Maybe he's getting paranoid (one of the theater staff said the security was made at Clay's request) from the ire he's drawn from feminists, the middle-class NPR crowd, a few minorities and a number of his peers, because he aggressively appeals to such a low common denominator in people--the base force of sexual fear and subjugation that no one likes unleashed in public.

It's interesting to see that an act like his that focuses almost exclusively on genitalia doesn't draw the kind of nocturnal demimonde crowd that understands sexual intrigue, the play and mystery of sex, its layers of darkness and complication (though there were enough Hollywood types in the high-price seats to fill up nearly 30 limos parked outside). Perhaps that's because Clay is such a cartoon--the bluntness of his remarks fill up invisible panels over his head. Hickory Dickory Dock, Ka-POW! "She takes off her panties. Welcome to the jungle! " Ka-BOOM!

The only leather you see in his audience is on the backs of a few working-class biker types, or characters who, like Clay, assume the macho imagery of Brando in "The Wild One," or one of the Lords of Flatbush, or the Fonz, who liked to put street smarts against the blank middle American ingenuousness of Ron Howard.

Clay has his antecedents partly in Redd Foxx, Belle Barth, Rusty Warren--the party albums of a few decades back where talking dirty, or hearing someone else talk dirty, was a spicy prelude to sex. Here it sounds like the stuff adolescents and young men use to pass away hot summer nights on the stoop. There's no double-entendre, no time-release allusiveness. It's the roughness of horny guys who don't know a lot about girls, and fear what sex makes uncontrollable in the way of self-exposure. It's a kind of trash-talk that lets off steam, a rite of passage.

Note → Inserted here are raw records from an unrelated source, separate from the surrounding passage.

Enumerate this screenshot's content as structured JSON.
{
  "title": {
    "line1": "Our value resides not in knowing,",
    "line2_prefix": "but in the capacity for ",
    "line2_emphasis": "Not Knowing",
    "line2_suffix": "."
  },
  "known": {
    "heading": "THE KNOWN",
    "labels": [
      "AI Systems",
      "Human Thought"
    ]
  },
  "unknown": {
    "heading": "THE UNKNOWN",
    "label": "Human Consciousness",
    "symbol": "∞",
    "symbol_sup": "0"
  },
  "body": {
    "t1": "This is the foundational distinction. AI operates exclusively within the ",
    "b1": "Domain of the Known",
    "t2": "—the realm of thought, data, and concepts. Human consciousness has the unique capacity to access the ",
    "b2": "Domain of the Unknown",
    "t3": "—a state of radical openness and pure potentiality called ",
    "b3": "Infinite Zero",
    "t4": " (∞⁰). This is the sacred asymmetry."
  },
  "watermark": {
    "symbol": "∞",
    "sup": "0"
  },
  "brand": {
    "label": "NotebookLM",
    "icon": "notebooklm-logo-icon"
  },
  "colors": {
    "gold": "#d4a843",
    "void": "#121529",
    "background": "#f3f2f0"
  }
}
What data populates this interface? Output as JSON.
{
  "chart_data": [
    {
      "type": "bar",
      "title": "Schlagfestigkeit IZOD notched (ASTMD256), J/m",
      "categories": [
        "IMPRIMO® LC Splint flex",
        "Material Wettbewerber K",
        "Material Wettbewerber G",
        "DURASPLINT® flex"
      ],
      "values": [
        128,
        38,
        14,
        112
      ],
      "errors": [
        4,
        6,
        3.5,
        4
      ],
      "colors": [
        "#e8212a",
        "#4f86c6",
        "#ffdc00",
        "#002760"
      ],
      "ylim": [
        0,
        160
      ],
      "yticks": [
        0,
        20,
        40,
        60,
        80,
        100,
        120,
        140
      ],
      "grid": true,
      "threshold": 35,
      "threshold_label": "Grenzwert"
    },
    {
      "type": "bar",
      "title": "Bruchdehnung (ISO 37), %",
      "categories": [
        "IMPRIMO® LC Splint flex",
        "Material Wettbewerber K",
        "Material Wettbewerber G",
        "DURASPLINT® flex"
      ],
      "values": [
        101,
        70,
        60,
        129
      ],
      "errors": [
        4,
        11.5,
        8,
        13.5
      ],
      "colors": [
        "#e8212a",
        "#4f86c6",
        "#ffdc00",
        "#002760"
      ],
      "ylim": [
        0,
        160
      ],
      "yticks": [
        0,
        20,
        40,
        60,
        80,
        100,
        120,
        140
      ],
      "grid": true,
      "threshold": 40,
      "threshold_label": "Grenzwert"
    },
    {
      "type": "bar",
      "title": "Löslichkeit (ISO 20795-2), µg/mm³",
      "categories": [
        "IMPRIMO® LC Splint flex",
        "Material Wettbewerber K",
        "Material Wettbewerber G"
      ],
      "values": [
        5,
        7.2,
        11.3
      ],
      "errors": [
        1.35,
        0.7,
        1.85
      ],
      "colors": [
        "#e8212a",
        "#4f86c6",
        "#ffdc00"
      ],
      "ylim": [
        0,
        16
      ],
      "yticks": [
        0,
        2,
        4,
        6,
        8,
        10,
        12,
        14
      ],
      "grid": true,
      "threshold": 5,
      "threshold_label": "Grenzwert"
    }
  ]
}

There's no use denying that Clay has been some kind of phenomenon for years. The Greek was full-up for his performance, as are the rest of the stops he makes annually. But chances are in an earlier era he could not have had a career based on this act. It's been his fortune that he came along at a time in American history when, for a variety of reasons, the line between public and private life has been fairly obscured, if not transposed altogether. Every conceivable form of self-display is out there daily, in the pop therapy talk shows, the tabloids, the celebrity-feasting media, while the general notion of civility and the social contract becomes irrelevant and obscure.

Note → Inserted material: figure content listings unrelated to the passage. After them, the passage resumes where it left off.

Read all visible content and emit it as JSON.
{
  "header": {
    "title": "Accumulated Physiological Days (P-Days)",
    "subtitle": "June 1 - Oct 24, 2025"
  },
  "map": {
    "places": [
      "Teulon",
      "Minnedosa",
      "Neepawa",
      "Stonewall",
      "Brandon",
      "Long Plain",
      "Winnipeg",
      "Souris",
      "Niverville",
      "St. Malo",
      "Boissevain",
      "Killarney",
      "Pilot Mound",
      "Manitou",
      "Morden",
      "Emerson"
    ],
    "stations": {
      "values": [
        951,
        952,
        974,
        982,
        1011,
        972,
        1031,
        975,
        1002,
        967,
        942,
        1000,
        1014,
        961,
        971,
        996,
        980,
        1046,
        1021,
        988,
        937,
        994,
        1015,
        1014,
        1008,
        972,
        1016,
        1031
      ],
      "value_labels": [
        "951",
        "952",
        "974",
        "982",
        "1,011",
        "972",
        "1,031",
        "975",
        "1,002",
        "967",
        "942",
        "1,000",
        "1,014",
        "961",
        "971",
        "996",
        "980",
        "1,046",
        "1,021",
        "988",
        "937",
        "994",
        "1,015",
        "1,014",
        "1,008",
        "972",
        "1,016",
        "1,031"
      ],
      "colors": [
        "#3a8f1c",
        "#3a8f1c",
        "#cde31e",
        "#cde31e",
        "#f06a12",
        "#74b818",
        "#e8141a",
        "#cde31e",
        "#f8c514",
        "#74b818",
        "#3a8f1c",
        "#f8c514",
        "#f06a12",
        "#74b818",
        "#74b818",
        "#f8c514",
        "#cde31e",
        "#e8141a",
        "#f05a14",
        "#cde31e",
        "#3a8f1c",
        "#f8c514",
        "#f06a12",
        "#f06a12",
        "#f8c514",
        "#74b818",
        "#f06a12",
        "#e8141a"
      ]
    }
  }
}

For that, Clay is a man of his time. But there's another, deeper source to his unmistakably visceral appeal (the cheer goes up to meet him like it would from a fight crowd). The burly weightlifters, high school athlete types, tarty looking girls, beer-swillers and tattooed swaggerers all look to him as some kind of icon of prowess (now and then you saw guys leaning on their cars and drinking in the parking lot before the show, while his routines played out of their tape decks). This bunch is not in any information age vanguard, and must feel the squeeze of Reaganomics and the current recession. Add AIDS, gay rights and--to them--the spectral rise of feminism, and you have a '90s version of a lonely crowd.

The Diceman's crudeness therefore can only add to his power. He isn't just addressing his audience's sexual tension, he's speaking to its rage. Maybe that's why he calls for heavy guard.